Biological sex and history of motion sickness are known modifiers associated with a false-positive baseline Vestibular Ocular Motor Screen (VOMS). However, other factors may associate with a false-positive VOMS in collegiate athletes.


Identify contributing factors to false-positive VOMS assessments using population specific criteria. We also critically appraised previously reported interpretation criterion.


Descriptive Laboratory.


Single site collegiate athletic training clinic.

Patients or other Participants:

NCAA Division 1 athletes (n=462[41% female]) who were 18.8±1.4 years old.

Main Outcome Measures:

Participants completed the Athlete Sleep Behavior Questionnaire (ASBQ), Generalized Anxiety Index (GAD-7), the ImPACT battery, Patient Health Questionnaire (PHQ-9), Revised Head Injury Scale (HIS-r), the Sensory Organization Test (SOT), and the VOMS as part of a multidimensional baseline concussion assessment.

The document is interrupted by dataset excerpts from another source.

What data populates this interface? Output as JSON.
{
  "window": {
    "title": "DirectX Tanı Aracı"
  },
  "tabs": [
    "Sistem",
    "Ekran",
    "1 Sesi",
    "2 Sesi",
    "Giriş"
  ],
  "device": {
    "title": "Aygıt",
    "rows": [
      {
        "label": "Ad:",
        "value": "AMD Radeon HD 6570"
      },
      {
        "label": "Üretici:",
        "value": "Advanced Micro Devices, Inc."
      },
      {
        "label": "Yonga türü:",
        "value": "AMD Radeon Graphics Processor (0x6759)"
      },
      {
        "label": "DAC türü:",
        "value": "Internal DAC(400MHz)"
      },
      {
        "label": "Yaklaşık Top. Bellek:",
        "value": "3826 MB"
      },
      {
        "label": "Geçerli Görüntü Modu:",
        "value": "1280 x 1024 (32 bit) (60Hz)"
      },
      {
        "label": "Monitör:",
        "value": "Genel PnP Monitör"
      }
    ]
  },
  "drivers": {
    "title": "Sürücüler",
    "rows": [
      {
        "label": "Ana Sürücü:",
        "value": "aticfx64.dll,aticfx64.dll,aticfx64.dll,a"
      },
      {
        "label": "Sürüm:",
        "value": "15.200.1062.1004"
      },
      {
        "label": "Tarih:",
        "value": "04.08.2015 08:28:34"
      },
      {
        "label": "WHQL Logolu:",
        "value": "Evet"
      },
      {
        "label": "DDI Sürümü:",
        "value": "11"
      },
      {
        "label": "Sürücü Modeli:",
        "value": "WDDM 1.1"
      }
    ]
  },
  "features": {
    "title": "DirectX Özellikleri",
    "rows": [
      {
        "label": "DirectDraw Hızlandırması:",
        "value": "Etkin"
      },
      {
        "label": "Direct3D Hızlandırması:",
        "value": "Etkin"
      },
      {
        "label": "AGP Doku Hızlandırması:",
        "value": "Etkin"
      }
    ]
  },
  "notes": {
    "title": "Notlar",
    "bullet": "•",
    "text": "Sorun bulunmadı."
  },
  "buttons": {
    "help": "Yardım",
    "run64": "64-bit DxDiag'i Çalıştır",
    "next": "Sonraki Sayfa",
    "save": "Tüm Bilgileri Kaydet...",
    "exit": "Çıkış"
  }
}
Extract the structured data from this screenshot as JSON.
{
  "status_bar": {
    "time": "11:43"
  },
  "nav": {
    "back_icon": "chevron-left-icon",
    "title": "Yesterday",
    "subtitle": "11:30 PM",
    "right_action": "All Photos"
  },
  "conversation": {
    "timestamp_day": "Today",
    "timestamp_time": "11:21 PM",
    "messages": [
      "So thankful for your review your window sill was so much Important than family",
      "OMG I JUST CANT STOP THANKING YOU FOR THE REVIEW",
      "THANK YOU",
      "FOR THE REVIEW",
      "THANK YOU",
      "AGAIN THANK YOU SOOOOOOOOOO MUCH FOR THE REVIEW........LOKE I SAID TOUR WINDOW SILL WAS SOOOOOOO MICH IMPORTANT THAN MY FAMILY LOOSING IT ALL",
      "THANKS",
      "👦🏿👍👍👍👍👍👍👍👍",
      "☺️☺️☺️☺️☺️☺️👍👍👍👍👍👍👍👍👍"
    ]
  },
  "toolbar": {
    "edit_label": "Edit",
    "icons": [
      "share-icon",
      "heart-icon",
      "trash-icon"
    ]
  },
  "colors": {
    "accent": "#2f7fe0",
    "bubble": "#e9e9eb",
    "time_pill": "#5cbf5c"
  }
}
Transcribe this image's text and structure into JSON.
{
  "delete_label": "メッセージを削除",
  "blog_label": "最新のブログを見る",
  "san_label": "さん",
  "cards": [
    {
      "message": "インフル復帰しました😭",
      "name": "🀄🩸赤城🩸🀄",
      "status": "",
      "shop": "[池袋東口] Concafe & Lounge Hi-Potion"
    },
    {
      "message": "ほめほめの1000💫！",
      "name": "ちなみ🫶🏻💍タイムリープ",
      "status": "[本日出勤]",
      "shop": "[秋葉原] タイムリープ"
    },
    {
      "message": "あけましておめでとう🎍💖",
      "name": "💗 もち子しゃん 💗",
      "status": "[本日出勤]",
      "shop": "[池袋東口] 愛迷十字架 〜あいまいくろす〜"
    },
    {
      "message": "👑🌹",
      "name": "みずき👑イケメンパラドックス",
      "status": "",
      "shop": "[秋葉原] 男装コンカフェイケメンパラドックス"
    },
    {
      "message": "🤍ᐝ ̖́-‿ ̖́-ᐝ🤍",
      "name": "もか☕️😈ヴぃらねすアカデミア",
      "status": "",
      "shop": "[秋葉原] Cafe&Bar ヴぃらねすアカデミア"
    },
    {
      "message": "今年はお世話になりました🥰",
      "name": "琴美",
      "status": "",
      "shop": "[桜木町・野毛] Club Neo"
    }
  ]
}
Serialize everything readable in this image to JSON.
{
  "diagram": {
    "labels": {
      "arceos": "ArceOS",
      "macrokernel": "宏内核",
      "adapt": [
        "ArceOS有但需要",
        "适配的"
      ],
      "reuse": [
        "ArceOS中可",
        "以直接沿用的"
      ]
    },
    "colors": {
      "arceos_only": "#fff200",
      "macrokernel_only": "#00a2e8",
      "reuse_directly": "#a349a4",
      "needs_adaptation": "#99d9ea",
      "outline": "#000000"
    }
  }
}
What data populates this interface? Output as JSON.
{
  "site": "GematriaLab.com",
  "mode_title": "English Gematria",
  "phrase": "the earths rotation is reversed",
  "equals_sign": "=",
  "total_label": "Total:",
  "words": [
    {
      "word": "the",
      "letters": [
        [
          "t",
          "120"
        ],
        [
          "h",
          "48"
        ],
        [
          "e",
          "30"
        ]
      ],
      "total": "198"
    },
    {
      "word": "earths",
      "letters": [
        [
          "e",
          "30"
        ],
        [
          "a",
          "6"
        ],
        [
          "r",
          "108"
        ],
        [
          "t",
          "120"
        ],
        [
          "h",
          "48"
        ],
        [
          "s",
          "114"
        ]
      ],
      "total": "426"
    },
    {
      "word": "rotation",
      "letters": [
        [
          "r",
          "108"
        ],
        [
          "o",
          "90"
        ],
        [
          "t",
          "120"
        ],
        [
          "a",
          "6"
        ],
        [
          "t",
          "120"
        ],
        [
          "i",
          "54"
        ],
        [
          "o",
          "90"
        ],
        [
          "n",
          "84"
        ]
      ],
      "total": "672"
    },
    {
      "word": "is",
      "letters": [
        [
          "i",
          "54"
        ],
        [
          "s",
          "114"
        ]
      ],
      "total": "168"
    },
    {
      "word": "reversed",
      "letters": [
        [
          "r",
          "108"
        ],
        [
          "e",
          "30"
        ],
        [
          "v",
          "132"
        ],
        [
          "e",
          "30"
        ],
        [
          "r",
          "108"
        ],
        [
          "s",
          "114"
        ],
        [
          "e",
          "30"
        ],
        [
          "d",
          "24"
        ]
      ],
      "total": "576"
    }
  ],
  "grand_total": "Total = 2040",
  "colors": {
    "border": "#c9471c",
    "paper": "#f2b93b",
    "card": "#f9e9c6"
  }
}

Participants were classified into two groups based on whether they had a total symptom score of ≥8 following VOMS administration, excluding the baseline checklist. Chi-squared (χ2) and independent t-tests compared group demographics. A binary logistic regression with adjusted odds ratios (OR) evaluated the influence of sex, corrected vision, ADHD, ImPACT composite scores, concussion history, a history of treatment for headache and/or migraine, GAD-7, PHQ-9, ASBQ, and SOT Equilibrium Score, and Somatosensory, Visual, and Vestibular sensory ratios on false-positive rates.


Approximately 9.1% (42/462 [30 females]) met criteria for a false-positive VOMS. A significantly greater proportion of females had false-positives (χ2(1) = 18.37, p < 0.001). Female sex (OR=2.79, 95% CI [1.17-6.65], p =.02) and history of treatment for headache (OR=4.99, 95% CI [1.21-20.59], p=0.026) were the only significant predictors of false-positive VOMS. Depending on cutoff interpretation, false-positive rates using our data ranged from 9.1%-22.5%.


Our results support the most recent interpretation guidelines for the VOMS in collegiate athletes due to a low false-positive rate and ease of interpretation. Biological sex and history of headaches should be considered when administering the VOMS in the absence of a baseline.